Il socialista basilese Beat Jans al posto del dimissionario Alain Berset e riconferma per gli altri sei membri in carica che sollecitavano un nuovo mandato. Dunque nessuno scossone e strada sbarrata alle ambizioni (peraltro velleitarie) dei Verdi di diventare forza di governo a scapito del Partito liberale-radicale (oggettivamente sovrarappresentato rispetto al suo peso elettorale). È l’esito, non scontato ma prevedibile, dell’elezione generale del Consiglio federale di mercoledì da parte dell’Assemblea federale, in cui hanno dominato i giochi di potere tra i partiti di governo.

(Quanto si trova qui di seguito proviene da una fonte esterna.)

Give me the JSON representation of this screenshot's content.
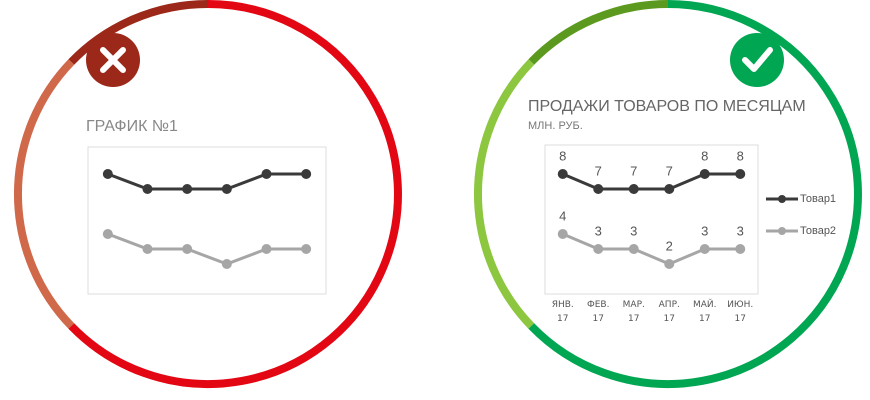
{
  "chart_data": [
    {
      "type": "line",
      "title": "ГРАФИК №1",
      "categories": [
        null,
        null,
        null,
        null,
        null,
        null
      ],
      "series": [
        {
          "color": "#3a3a3a",
          "values": [
            8,
            7,
            7,
            7,
            8,
            8
          ]
        },
        {
          "color": "#a6a6a6",
          "values": [
            4,
            3,
            3,
            2,
            3,
            3
          ]
        }
      ],
      "ylim": [
        0,
        10
      ]
    },
    {
      "type": "line",
      "title": "ПРОДАЖИ ТОВАРОВ ПО МЕСЯЦАМ",
      "subtitle": "МЛН. РУБ.",
      "categories": [
        "ЯНВ. 17",
        "ФЕВ. 17",
        "МАР. 17",
        "АПР. 17",
        "МАЙ. 17",
        "ИЮН. 17"
      ],
      "series": [
        {
          "name": "Товар1",
          "color": "#3a3a3a",
          "values": [
            8,
            7,
            7,
            7,
            8,
            8
          ]
        },
        {
          "name": "Товар2",
          "color": "#a6a6a6",
          "values": [
            4,
            3,
            3,
            2,
            3,
            3
          ]
        }
      ],
      "ylim": [
        0,
        10
      ],
      "data_labels": true,
      "legend": "right"
    }
  ]
}
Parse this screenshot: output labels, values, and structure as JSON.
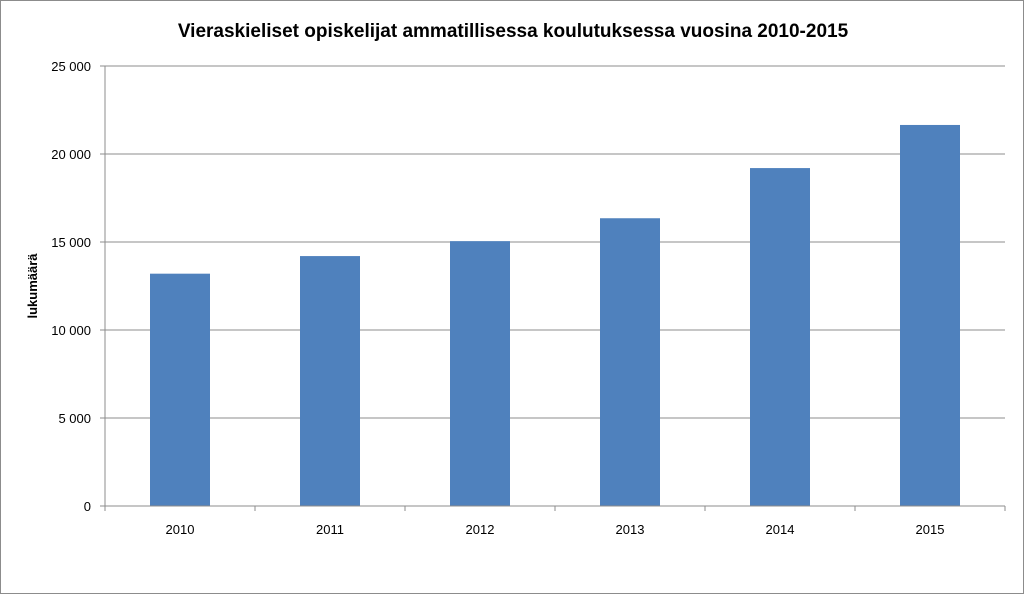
{
  "chart_data": {
    "type": "bar",
    "title": "Vieraskieliset  opiskelijat ammatillisessa koulutuksessa vuosina 2010-2015",
    "xlabel": "",
    "ylabel": "lukumäärä",
    "categories": [
      "2010",
      "2011",
      "2012",
      "2013",
      "2014",
      "2015"
    ],
    "values": [
      13200,
      14200,
      15050,
      16350,
      19200,
      21650
    ],
    "ylim": [
      0,
      25000
    ],
    "yticks": [
      0,
      5000,
      10000,
      15000,
      20000,
      25000
    ],
    "ytick_labels": [
      "0",
      "5 000",
      "10 000",
      "15 000",
      "20 000",
      "25 000"
    ],
    "grid": true,
    "legend": "none",
    "colors": {
      "bar": "#4f81bd",
      "grid": "#8c8c8c",
      "axis": "#8c8c8c"
    }
  }
}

Giochi che tendenzialmente premiano il centrodestra, che mantiene la sua maggioranza e i suoi uomini nell’esecutivo, tutti rieletti in modo più o meno brillante (compreso il ticinese Ignazio Cassis, nonostante i tanti giudizi critici sul suo operato), che ha eletto il candidato socialista (apparentemente) più incline al compromesso ed è anche riuscito a creare una spaccatura a sinistra: con il gruppo socialista che ha negato il sostegno al candidato ecologista Gerhard Andrey nel nome di un “patto” con gli altri partiti di governo per la riconferma di tutti gli uscenti in cambio dell’impegno dell’altra parte a scegliere quale successore di Berset uno dei due candidati ufficiali. Come poi è effettivamente andata con l’elezione di Jans, anche se la destra non si è astenuta dalla provocazione, votando fino all’ultimo per lo zurighese (non candidato) Daniel Jositsch, che a sua volta non si è sottratto a un comportamento arrogante nei confronti del suo partito rifiutandosi di uscire dalla corsa dopo il primo o il secondo turno di elezione. Col risultato di essersi piazzato al secondo posto lasciandosi dietro il candidato ufficiale Jon Pult, vittima sacrificale della scelta del professore zurighese di anteporre, ancora una volta, le ambizioni personali agli interessi del partito.

 

Ma questi screzi dentro e tra le forze politiche, che non mancheranno di avere strascichi, sono ininfluenti per gli interessi generali delle cittadine e dei cittadini, che necessitano di risposte e soluzioni a problemi contingenti e reali, che riguardano il lavoro, il salario, le pensioni, i diritti, l’ambiente.
Guardando alla composizione del rinnovato Consiglio federale (fotocopia di quello in carica) dominato da una maggioranza di destra è chiaro che esso non rappresenta gli interessi dei lavoratori e della maggioranza della popolazione.

 

Lo stesso Beat Jans, persona d’indiscutibile valore e caratura morale, di famiglia operaia, ecologista illuminato e con alle spalle una storia personale e politica di lotta a ogni forma di discriminazione, potrà incidere ben poco sulle scelte di fondo del Governo del paese. Come è stato per Berset e per la gran parte degli ex consiglieri federali socialisti.
Se, come prevedibile, riprenderà la responsabilità del Dipartimento degli Interni lasciato vacante da Berset, tra qualche settimana lo vedremo condurre la campagna contro l’iniziativa sindacale per l’introduzione di una 13esima rendita Avs, in votazione il 3 marzo prossimo.

 

E nei mesi successivi Jans si batterà contro l’iniziativa del suo stesso partito per porre un tetto ai premi dell’assicurazione malattie e in favore della revisione della Legge sulla previdenza professionale dei dolorosi tagli alle pensioni previsti nella stessa. Lo farà perché sarà suo dovere farlo, nel nome della democrazia di concordanza su cui poggia il nostro sistema di governo e che in queste circostanze riaccende l’eterno dibattito (che non vogliamo qui riaprire) sul senso e sull’utilità della partecipazione socialista a un esecutivo a maggioranza di destra. Al di là di questa questione, è ovvio che per reindirizzare le politiche della maggioranza borghese servono segnali forti da parte delle cittadine e dei cittadini. Come quello che auspichiamo venga dalle urne il prossimo 3 marzo per la concessione di una tredicesima mensilità Avs alle pensionate e ai pensionati di questo paese.